Gomorra 2

gomorra-2Anche Ilda Boccassini, procuratore aggiunto della Repubblica presso il Tribunale di Milano, è entrata nel dibattito a proposito della serie televisiva Gomorra, divenuta un vero e proprio cult della televisione italiana e al quale avevamo dedicato un post nel 2014 durante la prima stagione dello sceneggiato (parola antica di una televisione che forse non esiste nemmeno più). E lo fa attraverso le colonne di Repubblica on line.

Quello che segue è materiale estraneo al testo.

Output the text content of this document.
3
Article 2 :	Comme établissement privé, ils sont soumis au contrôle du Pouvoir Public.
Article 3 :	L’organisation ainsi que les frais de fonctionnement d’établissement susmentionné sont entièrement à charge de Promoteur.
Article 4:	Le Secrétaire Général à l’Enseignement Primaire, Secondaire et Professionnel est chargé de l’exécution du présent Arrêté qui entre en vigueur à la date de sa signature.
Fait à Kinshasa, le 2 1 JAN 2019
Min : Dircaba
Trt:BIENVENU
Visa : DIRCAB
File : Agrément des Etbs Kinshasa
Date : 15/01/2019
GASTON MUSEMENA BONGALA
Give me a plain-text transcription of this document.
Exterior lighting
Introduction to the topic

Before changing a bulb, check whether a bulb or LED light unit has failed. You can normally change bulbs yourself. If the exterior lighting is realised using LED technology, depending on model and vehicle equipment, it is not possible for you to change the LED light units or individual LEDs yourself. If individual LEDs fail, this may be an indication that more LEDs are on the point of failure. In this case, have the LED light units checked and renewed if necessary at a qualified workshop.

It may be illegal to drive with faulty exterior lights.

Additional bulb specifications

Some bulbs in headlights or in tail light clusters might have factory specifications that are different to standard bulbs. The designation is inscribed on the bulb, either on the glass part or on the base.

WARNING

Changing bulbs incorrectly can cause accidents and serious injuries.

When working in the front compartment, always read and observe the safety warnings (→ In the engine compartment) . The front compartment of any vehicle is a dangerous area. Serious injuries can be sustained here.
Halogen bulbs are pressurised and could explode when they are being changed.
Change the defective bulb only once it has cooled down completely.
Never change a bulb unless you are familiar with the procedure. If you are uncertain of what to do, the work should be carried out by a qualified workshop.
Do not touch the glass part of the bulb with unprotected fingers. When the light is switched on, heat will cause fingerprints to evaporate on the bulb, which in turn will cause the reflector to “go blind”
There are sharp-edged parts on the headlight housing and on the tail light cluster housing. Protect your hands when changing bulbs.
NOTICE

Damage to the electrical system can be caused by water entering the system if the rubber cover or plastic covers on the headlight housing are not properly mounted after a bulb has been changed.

Coinvolta, per il suo lavoro di magistrato, durante tutta la sua carriera, nelle indagini sulla criminalità mafiosa e sul terrorismo, personaggio spesso “chiacchierato” per alcuni suoi incarichi “scottanti” che coinvolgono la classe politica italiana, da donna del sud si è sbilanciata in una difesa accorata della serie televisiva diretta da Stefano Sollima e ideata con la collaborazione di Roberto Saviano.

Lo ha fatto citando Giovanni Falcone quando “esortava ad analizzare il male, mettendo a confronto l’uomo comune e il mafioso”. Affermando che lungi dall’infangare Napoli e la sua gente “la serie di Gomorra ci mette in guardia contro il male, ci spinge contro un muro, non ci fornisce alibi, ci costringe a guardarci dentro. Saviano (e gli autori che insieme a lui hanno scritto la sceneggiatura) ha capito che solo partendo dal male assoluto, dall’assenza di bene, può nascere il motivo autentico di rinnovamento. Ci invita a guardare con occhi sgombri da preconcetti e false ipocrisie e cioè che la realtà del sud, di Napoli, di Secondigliano, di Scampia… è anche quella rappresentata da Gomorra. Il degrado urbano non nasce dalla serie, preesiste…: Gomorra riproduce la realtà”.

Dunque “Rappresentare il male non significa infangare il sud. Anzi, lo spirito della serie è proprio quello di rappresentare il male in tutte le sue sfaccettature per arrivare al rinnovamento”.

Secondo Ilda Boccassini il pericolo di emulazione delle imprese dei cattivissimi di Gomorra non esiste, la serie addirittura mostrando il peggio dei sentimenti (dis)umani non può che indurre al cambiamento. L’esibizione della lotta al potere per il potere in un ambiente asetticamente degradato, con personaggi senza alcuna possibilità di redenzione ci induce a indagare sul male per superarlo, lasciandoci ancora il libero arbitrio di decidere dove sta il bene.